Through WCAR, migrant and refugee rights groups accomplished at least three key goals.

• First, migrant and refugee rights groups, working together for the first time in a strategic global alliance, laid new groundwork linking issues and conditions addressing the nature of racism against migrants and refugees.

Representing organizations from the Americas, Europe, Asia, the Pacific Islands, and Africa, the Migrant and Refugee Caucus collectively developed comprehensive analyses and shared their diverse experiences, lobbying governments on specific recommendations. However reluctantly, governments reaffirmed existing refugee protections in the WCAR’s documents as part of eradicating racism, and acknowledged that xenophobia against refugees and migrants is a major source of contemporary racism.

• Second, a shared migrant and refugee rights agenda began taking shape.

WCAR provided the space to deepen shared human rights and racial justice analyses, consolidating the role of migrant and refugee rights organizations in the nascent world movement against racism.

• And, third, migrant and refugee rights groups began establishing new relationships and alliances nationally and internationally with racial justice and human rights organizations.
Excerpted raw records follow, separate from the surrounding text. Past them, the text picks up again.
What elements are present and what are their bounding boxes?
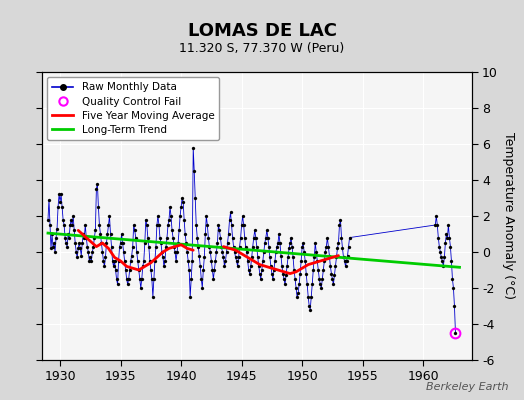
Text: 11.320 S, 77.370 W (Peru): 11.320 S, 77.370 W (Peru) — [179, 42, 345, 55]
Text: LOMAS DE LAC: LOMAS DE LAC — [188, 22, 336, 40]
Y-axis label: Temperature Anomaly (°C): Temperature Anomaly (°C) — [501, 132, 515, 300]
Text: Berkeley Earth: Berkeley Earth — [426, 382, 508, 392]
Legend: Raw Monthly Data, Quality Control Fail, Five Year Moving Average, Long-Term Tren: Raw Monthly Data, Quality Control Fail, … — [47, 77, 220, 140]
This was decisive to linking race, migration, xenophobia, and globalization as key to understanding the nature of the fight against anti-immigrant racism and the potential components of a global migrant rights agenda.

Dreaming Ahead
The U.S. government is simultaneously eroding civil and constitutional rights and restructuring immigration enforcement and services as part of its “war against terrorism.” The proposed Homeland Security Department will fight terrorism and control immigration. Instead of amnesty for the undocumented or addressing the inequities driving migration, deportation and draconian immigration measures are proposed.
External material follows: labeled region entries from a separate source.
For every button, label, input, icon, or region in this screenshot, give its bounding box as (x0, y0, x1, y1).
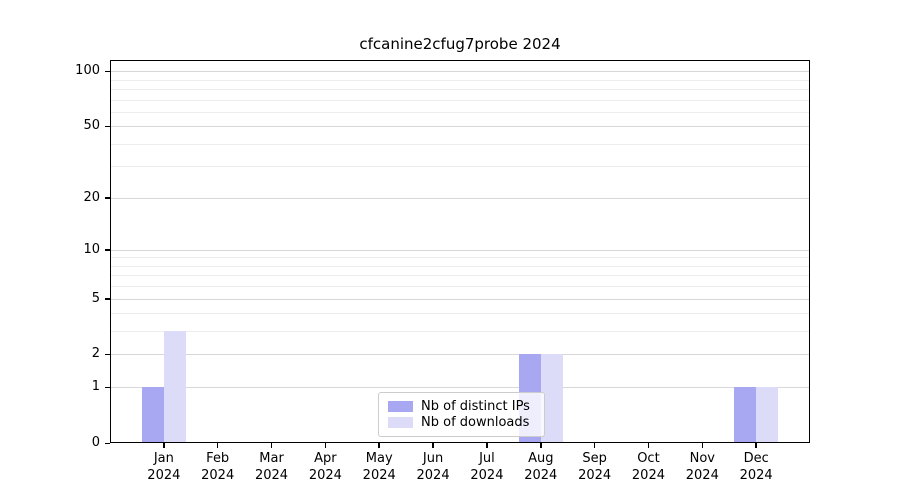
y-tick-label: 100 (75, 63, 100, 79)
y-tick-mark (105, 125, 110, 128)
x-tick-label-mar: Mar 2024 (254, 451, 289, 483)
y-tick-mark (105, 70, 110, 73)
minor-gridline (110, 166, 810, 168)
x-tick-mark (540, 443, 542, 448)
x-tick-label-jan: Jan 2024 (147, 451, 181, 483)
legend-label: Nb of distinct IPs (421, 398, 530, 414)
y-tick-label: 5 (91, 290, 100, 306)
legend-item: Nb of downloads (388, 415, 535, 430)
x-tick-mark (593, 443, 596, 448)
y-tick-label: 20 (83, 189, 100, 205)
x-tick-label-jun: Jun 2024 (416, 451, 450, 483)
y-tick-label: 0 (91, 435, 100, 450)
minor-gridline (110, 79, 810, 81)
x-tick-mark (701, 443, 704, 448)
legend-swatch-icon (388, 417, 413, 429)
y-tick-mark (105, 298, 110, 300)
chart-title: cfcanine2cfug7probe 2024 (359, 35, 561, 53)
y-tick-mark (105, 197, 110, 199)
bar-nb-of-downloads-dec (756, 387, 779, 443)
minor-gridline (110, 275, 810, 277)
x-tick-mark (432, 443, 434, 448)
major-gridline (110, 387, 810, 389)
legend: Nb of distinct IPs Nb of downloads (378, 392, 545, 437)
x-tick-label-feb: Feb 2024 (201, 451, 235, 483)
y-tick-label: 1 (91, 379, 100, 395)
x-tick-mark (324, 443, 327, 448)
minor-gridline (110, 257, 810, 259)
major-gridline (110, 197, 810, 199)
x-tick-mark (755, 443, 757, 448)
major-gridline (110, 71, 810, 73)
x-tick-label-jul: Jul 2024 (470, 451, 504, 483)
y-tick-label: 50 (83, 118, 100, 134)
bar-nb-of-downloads-aug (540, 354, 563, 443)
minor-gridline (110, 143, 810, 145)
x-tick-mark (378, 443, 380, 448)
x-tick-label-apr: Apr 2024 (308, 451, 342, 483)
x-tick-mark (270, 443, 273, 448)
x-tick-mark (647, 443, 650, 448)
x-tick-mark (163, 443, 165, 448)
x-tick-label-may: May 2024 (362, 451, 396, 483)
minor-gridline (110, 88, 810, 90)
y-tick-mark (105, 386, 110, 389)
major-gridline (110, 298, 810, 300)
minor-gridline (110, 265, 810, 267)
minor-gridline (110, 331, 810, 333)
x-tick-label-sep: Sep 2024 (578, 451, 612, 483)
minor-gridline (110, 286, 810, 288)
x-tick-mark (486, 443, 488, 448)
minor-gridline (110, 111, 810, 113)
y-tick-mark (105, 249, 110, 251)
y-tick-label: 10 (83, 241, 100, 257)
bar-nb-of-downloads-jan (163, 331, 186, 443)
legend-item: Nb of distinct IPs (388, 399, 535, 414)
x-tick-label-nov: Nov 2024 (685, 451, 719, 483)
x-tick-label-dec: Dec 2024 (739, 451, 773, 483)
major-gridline (110, 354, 810, 356)
y-tick-label: 2 (91, 346, 100, 362)
y-tick-mark (105, 442, 110, 444)
x-tick-label-oct: Oct 2024 (631, 451, 665, 483)
bar-nb-of-distinct-ips-dec (734, 387, 757, 443)
x-tick-label-aug: Aug 2024 (524, 451, 558, 483)
major-gridline (110, 126, 810, 128)
plot-area (110, 60, 810, 443)
x-tick-mark (216, 443, 219, 448)
legend-swatch-icon (388, 400, 413, 412)
minor-gridline (110, 313, 810, 315)
bar-nb-of-distinct-ips-jan (141, 387, 164, 443)
major-gridline (110, 249, 810, 251)
legend-label: Nb of downloads (421, 415, 530, 431)
y-tick-mark (105, 353, 110, 356)
minor-gridline (110, 99, 810, 101)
Demanding just, sustainable development that would not disrupt communities and displace peoples, requires a new relationship between South and North countries and where labor and capital mobility have equal rights. Such a relationship could create options so that people could decide where they live, work, worship, study or play without coercion. This is the radical dream shared by different peoples of color, cultures, nationalities, religions, and continents who want to thrive in a community of communities. This was the rising dream coming back from Durban. This was the challenge before September 11, 2001; now it is a more urgent dream than ever.

Arnoldo García is the editor of Network News and NNIRR’s World Conference Project Director.